映画の話から漫画の話になり、実は私は映画に夢中になる前は漫画家になる夢を
持っていたと熱く語ったところ、その人がNHKEテレ浦沢直樹さんが漫画家と
対談している番組って知っていますか?と。

浦沢直樹さんと言えば、MONSTERやプルート、YAWARA、映画にもなった
21世紀少年を描いた売れっ子漫画家。

浦沢さんが世間的に知られる20年以上前、私は本屋で購入したのが、
浦沢直樹短編集という漫画で、そこからパイナップルアーミーを読み、
MONSTERを読んだりしていたので、浦沢直樹は知っていました。

浦沢漫画の特徴は独特な細い線でキャラクターを描くこと。
また、濃密なドラマが描かれていることも特徴の一つでしょうか。
ただ、個人的には最初は面白いがラストが全然面白くないという致命的な漫画家だよなぁと
思っています・・・

そんな浦沢さんがNHKに?
しかもEテレ

その人が勧めてくるので、興味本位で浦沢直樹の漫勉をみてみることに。
どうやら2016年からは毎週木曜日、夜23時から放送している模様。

私が見た回は、漫画家、五十嵐大介さんの回でした。
多摩美大卒、埼玉県出身の五十嵐さん。
有名な作品は、海獣の子供、魔女など。

いやー面白いテレビ番組でしたね。
五十嵐さんの自宅にカメラを入れ、漫画を描いている姿をずーっと撮影しているのですが、
この感覚がたまらなくいい感じ。

普段は決して人には見せないであろう、漫画家の作画をしている姿を見ることができ、
しかも、本人のアトリエも公開しているので、作家や漫画家のアトリエを見ることが大好きな
アトリエ・マニアな私にとっては、食らいつくようにして映像を見入ってしまいました。

余談ですが、むかし、藤子F不二雄さんのミュージアムに行った時も、再現された
藤本さんのアトリエコーナーをずーっと眺めていました。

五十嵐さんの漫画は読んだことないのですが(最近は漫画を全く読まなくなったので・・)
丸ペンを使って下書きにペン入れをしている姿は非常に興味深かったですね。
カリカリ(藤子A不二雄さんのまんが道でよく出てくる音ですが)というケント紙と
ペン先が擦れる音があるのですが、実際、丸ペンでケント紙にペン入れをしている時の音は
むしろ、ガリガリガリという、何かを削っているような音がするんですね。

しかも、五十嵐さんの特徴は、通常の漫画家が使用するGペンや丸ペンだけではなく、
ボールペンを使用して絵を描いていました。

番組では、浦沢直樹さんが五十嵐大介さんと対談をしながら、VTRを見るという形で
浦沢さんが五十嵐さんに質問して、五十嵐流の漫画の描き方について分析をしていました。

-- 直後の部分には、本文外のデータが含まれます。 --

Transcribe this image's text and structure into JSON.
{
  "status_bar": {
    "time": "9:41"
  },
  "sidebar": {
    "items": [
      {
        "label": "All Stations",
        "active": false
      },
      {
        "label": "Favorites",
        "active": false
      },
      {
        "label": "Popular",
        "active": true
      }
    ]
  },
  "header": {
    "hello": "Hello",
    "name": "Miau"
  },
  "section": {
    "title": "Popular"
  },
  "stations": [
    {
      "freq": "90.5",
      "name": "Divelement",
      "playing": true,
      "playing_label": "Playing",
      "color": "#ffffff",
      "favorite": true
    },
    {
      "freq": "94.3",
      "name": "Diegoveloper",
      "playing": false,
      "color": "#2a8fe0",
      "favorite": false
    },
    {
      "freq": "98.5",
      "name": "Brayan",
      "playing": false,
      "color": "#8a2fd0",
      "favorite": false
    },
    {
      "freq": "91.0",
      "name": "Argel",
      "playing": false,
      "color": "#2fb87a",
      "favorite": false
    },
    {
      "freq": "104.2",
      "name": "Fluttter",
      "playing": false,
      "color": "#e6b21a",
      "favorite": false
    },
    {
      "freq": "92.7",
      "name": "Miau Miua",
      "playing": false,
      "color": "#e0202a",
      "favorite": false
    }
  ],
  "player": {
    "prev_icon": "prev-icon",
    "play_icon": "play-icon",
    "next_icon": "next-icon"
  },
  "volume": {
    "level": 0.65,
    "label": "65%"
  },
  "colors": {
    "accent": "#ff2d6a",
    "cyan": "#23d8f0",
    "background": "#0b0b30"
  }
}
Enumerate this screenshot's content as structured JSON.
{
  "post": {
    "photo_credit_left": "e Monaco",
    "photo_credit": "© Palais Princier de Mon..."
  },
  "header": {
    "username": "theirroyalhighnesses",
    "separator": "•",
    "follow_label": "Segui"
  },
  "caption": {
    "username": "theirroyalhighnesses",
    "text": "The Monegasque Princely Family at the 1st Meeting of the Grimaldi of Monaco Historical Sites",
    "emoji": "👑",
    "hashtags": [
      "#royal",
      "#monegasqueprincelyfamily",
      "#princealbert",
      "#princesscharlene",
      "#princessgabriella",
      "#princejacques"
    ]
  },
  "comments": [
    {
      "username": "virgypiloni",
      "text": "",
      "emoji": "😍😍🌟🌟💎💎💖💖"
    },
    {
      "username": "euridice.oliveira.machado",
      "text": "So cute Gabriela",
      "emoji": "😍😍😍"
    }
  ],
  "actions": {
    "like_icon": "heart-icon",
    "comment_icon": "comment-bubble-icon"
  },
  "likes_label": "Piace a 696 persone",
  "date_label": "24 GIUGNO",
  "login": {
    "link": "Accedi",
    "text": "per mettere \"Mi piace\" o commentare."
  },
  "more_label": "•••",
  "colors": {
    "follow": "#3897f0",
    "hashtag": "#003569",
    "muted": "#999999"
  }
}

美大卒だからというわけではないのかもしれませんが、五十嵐さんの漫画はアート系
でしたね。
独特な世界観と、絵画のような絵。
1枚のシーンに4時間をかけて、ガリガリと絵を仕上げて行く姿を見て、
ああー漫画家ってすごいなぁと、改めて感心してしまいました。

イメージ 1


これはいいドキュメンタリーですね。
映画でもメイキング映像を真っ先に見る私ですが、漫画家のメイキングシーンって、
今後とても貴重な映像アーカイブだと思います。
私が好きな漫画家、手塚治先生の漫画を描いている姿もメイキングシーンで
はっきりと見てみたかったなぁと思うのです。(少し記録映像で残っているようですが)

漫画家からすると、自分の作画作業を記録されるのは、クリエイティブな裏側を
さらけ出すことになるので、嫌がる漫画家さんも沢山いるのでしょうが。
でも、長い目で見た時、この時代にこんな漫画家がいて、こんな作業をしながら
一つの作品を作り上げていったという記録は貴重だと思います。

浦沢直樹の漫勉、ぜひご覧ください。
最近はまったくテレビも見ない私ですが、この番組だけはDVD化してほしいと思いました。